Markayı “Marka” Yapan Mutlu Müşteridir!
Tüm marka yaratma çalışmaları müşteride farkındalık yaratarak ürünü satın aldırmak ve tekrar satın aldırmak için yapılır. Oysaki en iyi reklamı mutlu müşteri yapar. Günümüzde ürünlerin farklılıklarının azalması ile markalar aynı müşteri için rekabet etmeye başladı. Müşteri tekrar satın alma kararını verirken sadece üründen elde edeceği somut faydaya değil o ürün veya hizmetle ilgili yaşadığı deneyime ve o markanın kendisine yaşattığı veya vadettiği duygulara da dikkat ediyor. “Markayı marka yapan mutlu müşteridir” söyleminden hareket edecek olursak, müşteriye, alışveriş sırasında ve sonrasında fark yaratacak, akılda kalmayı sağlayacak olumlu bir deneyim yaşatmak birinci öncelik olmalıdır.

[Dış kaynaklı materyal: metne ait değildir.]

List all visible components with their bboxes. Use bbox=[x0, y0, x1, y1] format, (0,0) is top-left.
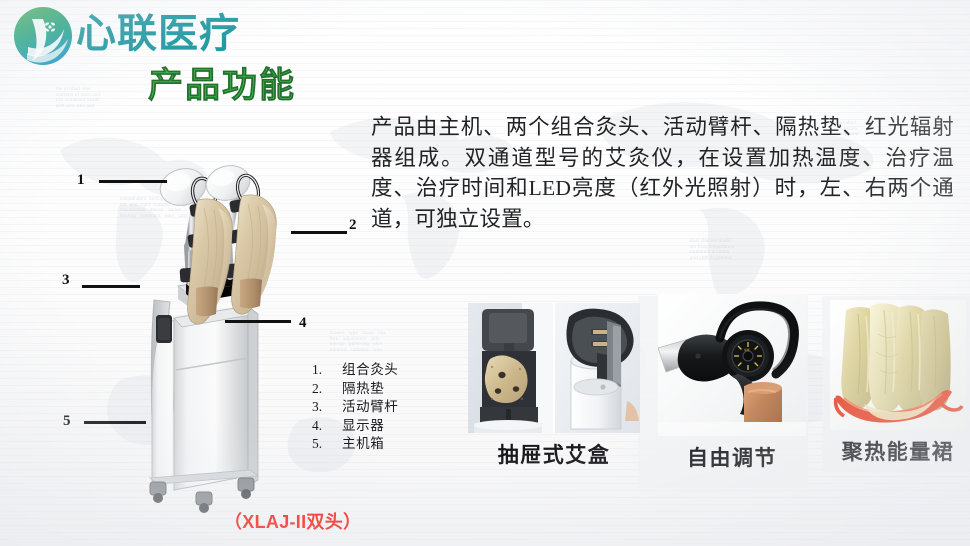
feature-caption: 自由调节 bbox=[658, 442, 806, 472]
legend-label: 主机箱 bbox=[342, 435, 384, 454]
callout-line-4 bbox=[225, 320, 291, 323]
adjustable-joint-photo: 锁 bbox=[658, 294, 806, 436]
callout-number-5: 5 bbox=[63, 413, 71, 430]
legend-label: 显示器 bbox=[342, 417, 384, 436]
callout-line-2 bbox=[291, 231, 347, 234]
legend-label: 组合灸头 bbox=[342, 361, 398, 380]
watermark-text-block: dual channel model set heat temperature … bbox=[690, 238, 735, 260]
callout-line-1 bbox=[99, 180, 167, 183]
feature-caption: 聚热能量裙 bbox=[830, 436, 966, 466]
callout-number-4: 4 bbox=[299, 315, 307, 332]
slide-canvas: the product line consists of main unit t… bbox=[0, 0, 970, 546]
legend-label: 隔热垫 bbox=[342, 380, 384, 399]
page-title: 产品功能 bbox=[148, 64, 296, 108]
feature-drawer-moxa-box: 抽屉式艾盒 bbox=[468, 303, 640, 469]
list-item: 1. 组合灸头 bbox=[312, 361, 452, 380]
callout-line-3 bbox=[82, 285, 140, 288]
legend-index: 1. bbox=[312, 361, 342, 380]
legend-label: 活动臂杆 bbox=[342, 398, 398, 417]
company-logo bbox=[14, 7, 72, 65]
watermark-text-block: drawer type moxa box free adjustment joi… bbox=[330, 330, 386, 352]
feature-adjustable-joint: 锁 自由调节 bbox=[658, 294, 806, 472]
logo-circle bbox=[14, 7, 72, 65]
list-item: 4. 显示器 bbox=[312, 417, 452, 436]
list-item: 5. 主机箱 bbox=[312, 435, 452, 454]
moxa-box-inner-mechanism-photo bbox=[555, 303, 640, 433]
list-item: 3. 活动臂杆 bbox=[312, 398, 452, 417]
heat-gathering-energy-skirt-photo bbox=[830, 300, 966, 430]
company-name: 心联医疗 bbox=[76, 9, 240, 59]
legend-index: 4. bbox=[312, 417, 342, 436]
watermark-text-block: the product line consists of main unit t… bbox=[56, 86, 100, 108]
model-label: （XLAJ-II双头） bbox=[224, 508, 361, 534]
leaf-book-icon bbox=[14, 7, 72, 65]
list-item: 2. 隔热垫 bbox=[312, 380, 452, 399]
moxa-box-open-lid-photo bbox=[468, 303, 553, 433]
callout-number-1: 1 bbox=[77, 172, 85, 189]
callout-line-5 bbox=[84, 421, 146, 424]
legend-index: 5. bbox=[312, 435, 342, 454]
moxibustion-device-illustration bbox=[92, 160, 332, 520]
feature-energy-skirt: 聚热能量裙 bbox=[830, 300, 966, 466]
legend-index: 3. bbox=[312, 398, 342, 417]
component-legend-list: 1. 组合灸头 2. 隔热垫 3. 活动臂杆 4. 显示器 5. 主机箱 bbox=[312, 361, 452, 454]
callout-number-3: 3 bbox=[62, 272, 70, 289]
legend-index: 2. bbox=[312, 380, 342, 399]
drawer-moxa-box-photo bbox=[468, 303, 640, 433]
intro-paragraph: 产品由主机、两个组合灸头、活动臂杆、隔热垫、红光辐射器组成。双通道型号的艾灸仪，… bbox=[371, 112, 954, 234]
callout-number-2: 2 bbox=[349, 217, 357, 234]
feature-caption: 抽屉式艾盒 bbox=[468, 439, 640, 469]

Bir ürün veya hizmetin akılda kalıcı bir ismi, logosu, rengi, müziği, yaratıcı reklamları olsa da satın alma sırasında veya sonrasındaki süreçte müşterisini memnun edemiyorsa marka olmaktan oldukça uzaktadır.
Günümüzde çoğunluğun bir ürünü almadan önce internette yapılan yorum ve şikâyetleri okuyarak karar verdiğini düşünürsek markayı yaratırken reklama değil müşteri ile iletişimin kalitesine güvenmek gerek. Kısacası başkalarının markan hakkında söyledikleri senin söyleyeceklerinden çok daha etkilidir. İngilizcede “ağızdan ağıza” (Word of mouth) bizde ise “kulaktan kulağa” deyimini anımsarsak marka reklam vermeden önce marka olur. En iyi reklam müşteri memnuniyetidir. Markayı “marka” yapan da mutlu müşteridir.
Müşterinin tekrar satın alma kararını vermesi için mutlu olması gerekiyor. Mutlu müşteri yaratmak için çalışırken ise 3 önemli konuyu daima zihninde bulundurmalısın.
Müşterinin temas noktalarında ürün, hizmet ve marka için ne dediğini dinlemeli, dinleme sonucu elde edilen geri bildirimi temas noktasını, ürünü, hizmeti, iletişim şeklini geliştirmek için kullanmalı, müşteri ile sürekli iletişimde kalmalısın.